Turniej Żaków

Bill Shanky, legendarny trener Liverpoolu, powiedział kiedyś – Niektórzy uważają, że piłka nożna jest kwestią życia i śmierci. Jestem rozczarowany takim podejściem. Zapewniam, że jest czymś znacznie, znacznie ważniejszym. – Choć podczas Turnieju Żaków, zespoły grały jedynie o pamiątkowe trofea, to ich pasji i zaangażowania nie powstydziłby się żaden profesjonalny piłkarz.

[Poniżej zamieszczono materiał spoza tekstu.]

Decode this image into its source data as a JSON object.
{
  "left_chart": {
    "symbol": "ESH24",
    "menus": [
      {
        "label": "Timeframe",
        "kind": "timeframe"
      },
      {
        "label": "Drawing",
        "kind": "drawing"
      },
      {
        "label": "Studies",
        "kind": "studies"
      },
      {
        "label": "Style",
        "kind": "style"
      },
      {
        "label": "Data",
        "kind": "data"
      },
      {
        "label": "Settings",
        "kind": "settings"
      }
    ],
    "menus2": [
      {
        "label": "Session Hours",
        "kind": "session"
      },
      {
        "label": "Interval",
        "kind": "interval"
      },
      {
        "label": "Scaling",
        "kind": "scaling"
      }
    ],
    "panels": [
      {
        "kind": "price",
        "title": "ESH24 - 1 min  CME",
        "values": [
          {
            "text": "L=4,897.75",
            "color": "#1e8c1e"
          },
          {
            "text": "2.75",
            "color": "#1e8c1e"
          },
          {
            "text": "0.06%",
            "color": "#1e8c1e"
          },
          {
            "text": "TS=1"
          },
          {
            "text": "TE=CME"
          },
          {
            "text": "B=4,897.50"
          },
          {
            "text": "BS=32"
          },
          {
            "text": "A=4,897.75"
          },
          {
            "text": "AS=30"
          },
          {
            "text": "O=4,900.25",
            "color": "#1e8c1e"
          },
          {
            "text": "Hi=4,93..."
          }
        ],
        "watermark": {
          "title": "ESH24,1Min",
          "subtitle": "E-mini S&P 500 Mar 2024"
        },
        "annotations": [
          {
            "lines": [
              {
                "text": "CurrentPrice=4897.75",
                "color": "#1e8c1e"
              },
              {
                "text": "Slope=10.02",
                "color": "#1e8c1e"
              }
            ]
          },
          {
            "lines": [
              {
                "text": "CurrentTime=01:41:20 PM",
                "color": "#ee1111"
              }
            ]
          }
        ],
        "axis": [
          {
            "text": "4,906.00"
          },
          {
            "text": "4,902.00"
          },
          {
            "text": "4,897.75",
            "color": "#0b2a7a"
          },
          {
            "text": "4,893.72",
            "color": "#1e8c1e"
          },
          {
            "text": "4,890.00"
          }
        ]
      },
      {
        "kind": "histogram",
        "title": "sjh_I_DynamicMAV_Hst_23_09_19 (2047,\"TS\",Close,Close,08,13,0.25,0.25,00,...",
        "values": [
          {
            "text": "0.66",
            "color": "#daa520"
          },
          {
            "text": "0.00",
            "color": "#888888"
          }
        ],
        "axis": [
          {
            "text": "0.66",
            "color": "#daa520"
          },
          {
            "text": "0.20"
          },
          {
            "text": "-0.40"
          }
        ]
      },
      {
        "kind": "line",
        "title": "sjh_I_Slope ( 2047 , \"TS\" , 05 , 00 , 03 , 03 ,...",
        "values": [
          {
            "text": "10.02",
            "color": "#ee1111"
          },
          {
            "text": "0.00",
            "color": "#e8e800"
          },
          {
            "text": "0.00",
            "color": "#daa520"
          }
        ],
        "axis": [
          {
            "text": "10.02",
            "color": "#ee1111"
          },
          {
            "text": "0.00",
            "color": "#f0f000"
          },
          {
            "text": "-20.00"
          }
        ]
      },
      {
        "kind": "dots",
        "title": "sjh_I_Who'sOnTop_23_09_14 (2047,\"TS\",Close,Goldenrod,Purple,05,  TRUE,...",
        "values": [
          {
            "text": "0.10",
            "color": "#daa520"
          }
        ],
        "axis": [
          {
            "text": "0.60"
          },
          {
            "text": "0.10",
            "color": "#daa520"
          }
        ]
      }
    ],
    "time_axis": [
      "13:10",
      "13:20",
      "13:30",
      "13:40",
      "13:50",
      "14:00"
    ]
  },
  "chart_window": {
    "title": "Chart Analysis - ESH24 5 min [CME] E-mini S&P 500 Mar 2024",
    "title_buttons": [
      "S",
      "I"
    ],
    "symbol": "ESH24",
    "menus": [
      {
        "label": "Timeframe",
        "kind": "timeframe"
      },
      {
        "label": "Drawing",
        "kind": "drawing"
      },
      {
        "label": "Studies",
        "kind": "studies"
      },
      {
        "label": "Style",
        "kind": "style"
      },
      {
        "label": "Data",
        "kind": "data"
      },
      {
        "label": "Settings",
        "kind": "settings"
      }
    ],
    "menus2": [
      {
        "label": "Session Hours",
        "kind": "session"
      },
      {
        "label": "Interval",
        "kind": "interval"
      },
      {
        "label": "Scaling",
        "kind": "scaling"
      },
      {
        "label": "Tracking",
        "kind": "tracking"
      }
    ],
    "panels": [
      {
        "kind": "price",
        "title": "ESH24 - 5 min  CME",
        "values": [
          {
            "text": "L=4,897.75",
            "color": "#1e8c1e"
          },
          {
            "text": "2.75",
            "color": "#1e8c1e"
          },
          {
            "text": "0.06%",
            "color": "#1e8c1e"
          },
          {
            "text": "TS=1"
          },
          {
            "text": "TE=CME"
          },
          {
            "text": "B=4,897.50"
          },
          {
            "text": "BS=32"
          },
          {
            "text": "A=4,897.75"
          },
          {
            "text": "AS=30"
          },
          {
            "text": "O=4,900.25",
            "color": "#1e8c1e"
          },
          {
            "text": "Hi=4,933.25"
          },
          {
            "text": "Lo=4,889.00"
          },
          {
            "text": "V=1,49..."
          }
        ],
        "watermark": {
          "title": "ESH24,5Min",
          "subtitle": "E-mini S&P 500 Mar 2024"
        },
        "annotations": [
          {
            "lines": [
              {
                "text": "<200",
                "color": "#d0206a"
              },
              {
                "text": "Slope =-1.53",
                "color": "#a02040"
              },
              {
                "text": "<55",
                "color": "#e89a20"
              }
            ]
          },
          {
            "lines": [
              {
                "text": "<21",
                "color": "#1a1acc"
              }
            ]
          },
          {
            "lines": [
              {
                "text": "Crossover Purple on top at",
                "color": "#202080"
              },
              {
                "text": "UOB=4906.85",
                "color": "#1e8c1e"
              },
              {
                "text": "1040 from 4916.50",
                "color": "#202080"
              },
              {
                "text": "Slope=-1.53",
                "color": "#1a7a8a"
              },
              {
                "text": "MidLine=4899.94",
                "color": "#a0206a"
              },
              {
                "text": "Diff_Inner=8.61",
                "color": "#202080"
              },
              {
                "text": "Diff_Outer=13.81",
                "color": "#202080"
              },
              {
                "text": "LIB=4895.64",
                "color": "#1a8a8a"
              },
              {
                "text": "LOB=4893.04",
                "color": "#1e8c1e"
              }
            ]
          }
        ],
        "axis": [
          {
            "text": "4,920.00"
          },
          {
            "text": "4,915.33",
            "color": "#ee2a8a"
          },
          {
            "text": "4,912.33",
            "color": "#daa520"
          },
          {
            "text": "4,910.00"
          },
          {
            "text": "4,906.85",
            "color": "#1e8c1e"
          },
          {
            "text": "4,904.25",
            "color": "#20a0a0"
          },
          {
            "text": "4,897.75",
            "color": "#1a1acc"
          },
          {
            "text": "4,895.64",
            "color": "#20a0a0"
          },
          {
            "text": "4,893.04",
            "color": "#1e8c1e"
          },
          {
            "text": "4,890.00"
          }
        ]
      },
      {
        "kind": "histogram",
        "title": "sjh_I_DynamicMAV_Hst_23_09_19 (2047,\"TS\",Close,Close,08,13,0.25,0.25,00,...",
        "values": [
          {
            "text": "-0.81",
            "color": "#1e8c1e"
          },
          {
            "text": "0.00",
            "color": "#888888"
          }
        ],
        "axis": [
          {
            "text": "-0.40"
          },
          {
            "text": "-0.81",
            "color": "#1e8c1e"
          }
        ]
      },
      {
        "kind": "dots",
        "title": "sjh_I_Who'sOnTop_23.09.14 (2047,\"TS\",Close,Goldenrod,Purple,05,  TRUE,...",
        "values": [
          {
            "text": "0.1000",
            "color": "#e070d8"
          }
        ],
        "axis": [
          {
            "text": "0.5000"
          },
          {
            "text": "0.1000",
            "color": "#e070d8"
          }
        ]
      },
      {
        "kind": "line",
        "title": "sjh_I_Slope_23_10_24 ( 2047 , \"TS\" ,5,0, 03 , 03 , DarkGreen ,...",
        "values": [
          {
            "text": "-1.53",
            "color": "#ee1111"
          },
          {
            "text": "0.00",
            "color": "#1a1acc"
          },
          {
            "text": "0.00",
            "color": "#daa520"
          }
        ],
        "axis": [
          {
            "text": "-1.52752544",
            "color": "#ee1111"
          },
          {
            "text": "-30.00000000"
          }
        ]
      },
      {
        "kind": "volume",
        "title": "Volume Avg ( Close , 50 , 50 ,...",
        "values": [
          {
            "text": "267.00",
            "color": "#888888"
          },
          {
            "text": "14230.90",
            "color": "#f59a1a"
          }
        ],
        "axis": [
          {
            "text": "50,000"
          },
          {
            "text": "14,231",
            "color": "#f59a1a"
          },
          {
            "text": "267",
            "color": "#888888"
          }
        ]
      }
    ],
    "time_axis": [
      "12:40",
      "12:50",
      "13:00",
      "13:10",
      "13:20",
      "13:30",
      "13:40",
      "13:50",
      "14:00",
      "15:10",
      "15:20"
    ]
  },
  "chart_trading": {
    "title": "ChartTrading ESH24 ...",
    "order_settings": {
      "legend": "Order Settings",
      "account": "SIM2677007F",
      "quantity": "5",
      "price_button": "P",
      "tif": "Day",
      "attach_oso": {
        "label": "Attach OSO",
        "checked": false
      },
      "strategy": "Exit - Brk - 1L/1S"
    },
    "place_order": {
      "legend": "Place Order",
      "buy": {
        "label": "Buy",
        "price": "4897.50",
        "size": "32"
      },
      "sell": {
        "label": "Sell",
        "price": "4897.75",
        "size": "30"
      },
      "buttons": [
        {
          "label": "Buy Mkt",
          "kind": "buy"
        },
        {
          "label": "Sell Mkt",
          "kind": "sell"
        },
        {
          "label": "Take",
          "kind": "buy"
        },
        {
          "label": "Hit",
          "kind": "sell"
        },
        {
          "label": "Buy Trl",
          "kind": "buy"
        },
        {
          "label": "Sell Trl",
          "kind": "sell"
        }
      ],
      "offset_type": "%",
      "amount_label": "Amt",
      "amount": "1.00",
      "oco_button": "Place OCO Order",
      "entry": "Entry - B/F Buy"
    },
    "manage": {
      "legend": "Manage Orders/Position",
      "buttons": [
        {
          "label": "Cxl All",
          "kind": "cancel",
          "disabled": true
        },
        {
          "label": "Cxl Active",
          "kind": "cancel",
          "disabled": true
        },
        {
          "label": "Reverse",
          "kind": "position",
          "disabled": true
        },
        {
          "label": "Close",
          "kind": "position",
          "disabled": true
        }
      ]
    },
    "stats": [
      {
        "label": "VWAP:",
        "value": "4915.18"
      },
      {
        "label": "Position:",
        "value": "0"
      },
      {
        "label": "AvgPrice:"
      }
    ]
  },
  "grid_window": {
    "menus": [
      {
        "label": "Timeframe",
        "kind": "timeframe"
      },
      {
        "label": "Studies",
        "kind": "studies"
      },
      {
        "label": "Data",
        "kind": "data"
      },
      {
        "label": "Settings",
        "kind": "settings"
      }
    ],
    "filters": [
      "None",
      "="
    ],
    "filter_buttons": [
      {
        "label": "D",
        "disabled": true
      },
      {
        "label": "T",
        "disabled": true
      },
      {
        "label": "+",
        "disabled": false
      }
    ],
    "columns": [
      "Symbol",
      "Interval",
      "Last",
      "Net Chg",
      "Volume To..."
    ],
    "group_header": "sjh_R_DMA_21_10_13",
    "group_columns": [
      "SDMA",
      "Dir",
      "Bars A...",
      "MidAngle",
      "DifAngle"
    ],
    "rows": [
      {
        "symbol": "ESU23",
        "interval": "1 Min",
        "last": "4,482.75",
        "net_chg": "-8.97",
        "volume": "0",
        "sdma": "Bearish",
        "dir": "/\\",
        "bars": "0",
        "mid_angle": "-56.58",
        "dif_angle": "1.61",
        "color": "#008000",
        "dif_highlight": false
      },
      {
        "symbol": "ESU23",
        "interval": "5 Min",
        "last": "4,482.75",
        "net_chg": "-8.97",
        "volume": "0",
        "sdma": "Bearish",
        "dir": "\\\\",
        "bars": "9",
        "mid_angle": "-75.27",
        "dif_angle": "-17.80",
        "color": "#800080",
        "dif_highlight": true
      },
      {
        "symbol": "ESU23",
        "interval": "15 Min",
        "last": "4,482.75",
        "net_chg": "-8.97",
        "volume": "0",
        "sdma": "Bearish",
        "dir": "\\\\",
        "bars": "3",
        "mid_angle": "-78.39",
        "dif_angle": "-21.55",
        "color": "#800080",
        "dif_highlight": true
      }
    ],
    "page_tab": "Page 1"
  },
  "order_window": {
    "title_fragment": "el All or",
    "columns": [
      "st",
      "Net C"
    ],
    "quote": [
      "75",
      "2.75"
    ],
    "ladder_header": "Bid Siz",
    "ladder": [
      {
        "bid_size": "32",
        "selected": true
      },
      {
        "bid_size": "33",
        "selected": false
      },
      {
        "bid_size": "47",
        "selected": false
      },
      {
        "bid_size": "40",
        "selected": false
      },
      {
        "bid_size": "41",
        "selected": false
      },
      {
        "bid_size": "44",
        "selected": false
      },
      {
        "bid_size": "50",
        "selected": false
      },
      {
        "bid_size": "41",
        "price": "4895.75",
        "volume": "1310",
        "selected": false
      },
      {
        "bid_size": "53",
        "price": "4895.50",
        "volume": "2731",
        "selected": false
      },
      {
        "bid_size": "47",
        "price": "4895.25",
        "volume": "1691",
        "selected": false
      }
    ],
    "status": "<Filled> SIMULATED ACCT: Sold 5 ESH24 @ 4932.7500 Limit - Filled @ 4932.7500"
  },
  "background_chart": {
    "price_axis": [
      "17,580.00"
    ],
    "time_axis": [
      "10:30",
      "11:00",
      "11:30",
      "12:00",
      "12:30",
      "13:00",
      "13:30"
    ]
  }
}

13 lutego w hali sportowej Szkoły Podstawowej nr 7 w Wołominie, młodzi adepci piłki nożnej mogli sprawdzić swoje siły w Turnieju Żaków. Do zawodów zgłosiło się 12 zespołów, z czego cztery niestety nie zdołały przyjechać z powodów zdrowotnych. Pozostałe osiem drużyn rywalizowało ze sobą metodą ?każdy z każdym?, grając spotkania po 12 min. W Turnieju zwyciężyła drużyna SMP UKS Bródno, która tego dnia z łatwością rozbiła obronę rywali. Na podium stanęli kolejno, piłkarze AON Rembertów oraz Orłów Zielonka. Drużyny wystawione przez organizatorów zajęły szóste i ósme miejsce. Wszyscy wyróżnieni zawodnicy zostali nagrodzeni pucharami, dyplomami oraz nagrodami rzeczowymi, które wręczył im prezes SKOK-u ? pan Mariusz Gazda. Zawodników licznie wspierały ich rodziny i przyjaciele. Na turnieju pojawił się również prezes PWKS Huragan – pan Ryszard Sobiech oraz dyrektor OSIRU – pan Krzysztof Gawara. Wszyscy w napięciu oglądali zmagania młodych adeptów piłki nożnej. Niestety, niektórzy z przyjezdnych kibiców nie potrafili pohamować emocji, na czym, jak zwykle to bywa, ucierpiały dzieciaki. – Ja z chęcią zorganizowałbym coś jeszcze raz, dla tych dzieciaków, ale niestety, pewnie nie w tej szkole. Szkoda, że przez zachowanie przyjezdnych rodziców ktoś wrzucił nas, jako organizatorów, do jednego worka z owymi rodzicami. Niestety życie jest okrutne i cierpią jak zwykle dzieciaki. Chciałbym bardzo serdecznie przeprosić panią dyrektor za niedociągnięcia jakie wynikły podczas organizacji, ale to nauka na przyszłość zarówno dla mnie jak i pani dyrektor. – mówi organizator Turnieju, pan Arkadiusz Stępień. Mimo kilku problemów, dzieciaki były bardzo zadowolone z Turnieju. Mogły pogłębiać swoją pasję, uczyć się współzawodnictwa oraz po prostu dobrze bawić. Niestety w naszym powiecie brakuje miejsc, gdzie bez żadnych przeszkód można organizować Turnieje zdrowej rywalizacji. – Co do samego turnieju to szkoda, że Wołomin nie ma własnej hali widowiskowo-sportowej, na której można by było cykliczne organizować takie zawody. Może w przyszłości coś się ruszy i doczekamy się hali z prawdziwego zdarzenia oraz kompleksu boisk, na którym dzieciaki mogłyby rozwijać swoje pasje. – mówi pan Arkadiusz Stępień. My również mamy taką nadzieję, bo kto wie, może gdzieś na wołomińskich boiskach biega przyszły Pele?